Tim Mitra remembers what banking used to be like when he was in college: if you needed money, you had to get it from a bank teller Monday through Friday from 10:00 am to 3:00 pm. If you needed money in the evening or on the weekend? Sorry, you would just have to wait it out.
As an iOS Engineering Manager for a global bank, today Mitra works to ensure that customers can conduct their banking transactions whenever and wherever is most convenient for them. Of course, it takes more than just coding an app and calling it a day. Mitra, who is also the founder of iT Guy Technologies, works to understand the needs of users so that the app adapts to their needs instead of forcing users to adapt to the app.
On the most recent episode of our podcast, Decoded, I talked to Mitra about what he’s learned about the art and science of building mobile banking applications.
The Right Tool for the Job
Mitra came to his career as an iOS developer the long way. Working as a commercial artist in the 80s, he began to explore how to use technology to replace a lot of the manual, labor-intensive work involved in creating large-scale drawings.
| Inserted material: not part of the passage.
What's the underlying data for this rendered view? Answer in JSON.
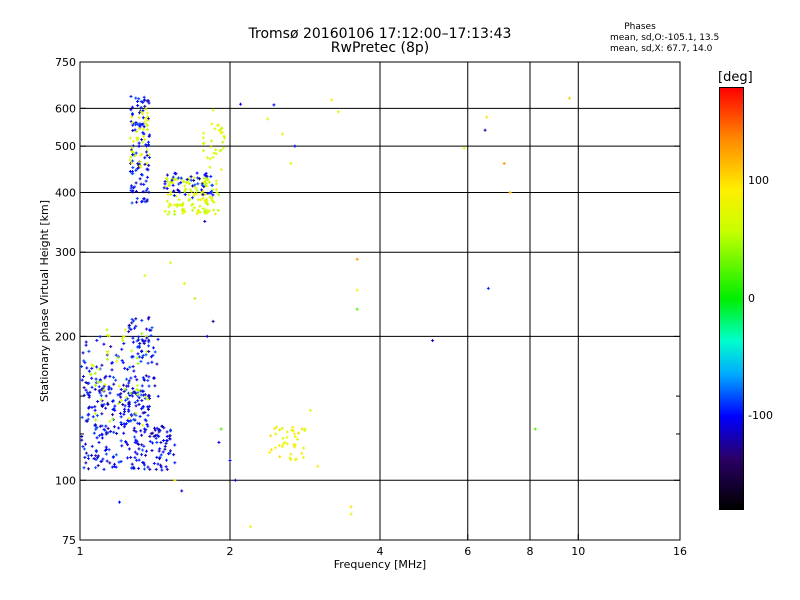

This led him to a Mac running Illustrator and Photoshop. As he explained:
“Within three or four months of having a computer at my desk every day working on it, I started to think to myself, ‘What more can I do with this?’ I wanted to find out how I could break the mold. I was never satisfied using the apps the way they were intended.
“I’ve always been creative, an outside-of-the-box thinker, so to me using the Mac became a tool. I saw it as just another knife or paintbrush or whatever.”
From Art to Apps
By Mitra’s own admission, the last place he thought his career as a developer would take him is to a bank. As a dedicated Mac user, he recalls,
“There was a stigma in my office because Macs were toys. I was doing creative, artsy stuff while they were doing serious work on IBM mainframes.”
However, as banks have evolved from bankers’ hours to becoming 24/7-accessible operations, people like Mitra are invaluable for being able to use creativity to understand the needs of customers while also having the engineering skills to create the product.
“We debate this all the time at work. You must accommodate the desire to add all the shiny new features while still serving the client, which at the end of the day is the guy who’s trying to buy milk, pay their rent, or pay their bills.”
For Mitra, that means
This means that banking app developers need to take a slow and steady approach to adding new functionality and features. Part of the process of an engineer at a bank is building out complex transactions that typically took place at brick-and-mortar branches into a mobile application. As Mitra said:
“If you write a feature incorrectly, or if we release something incorrectly, you can ruin somebody’s life by not allowing their rent check to go through. If somebody’s check bounces, they’re on the street.
“Having been here and seeing the far-reaching impact of the decisions we make, you can see why the development of a banking app is slower than you would see at a startup. The less at stake, the more risk you can take.”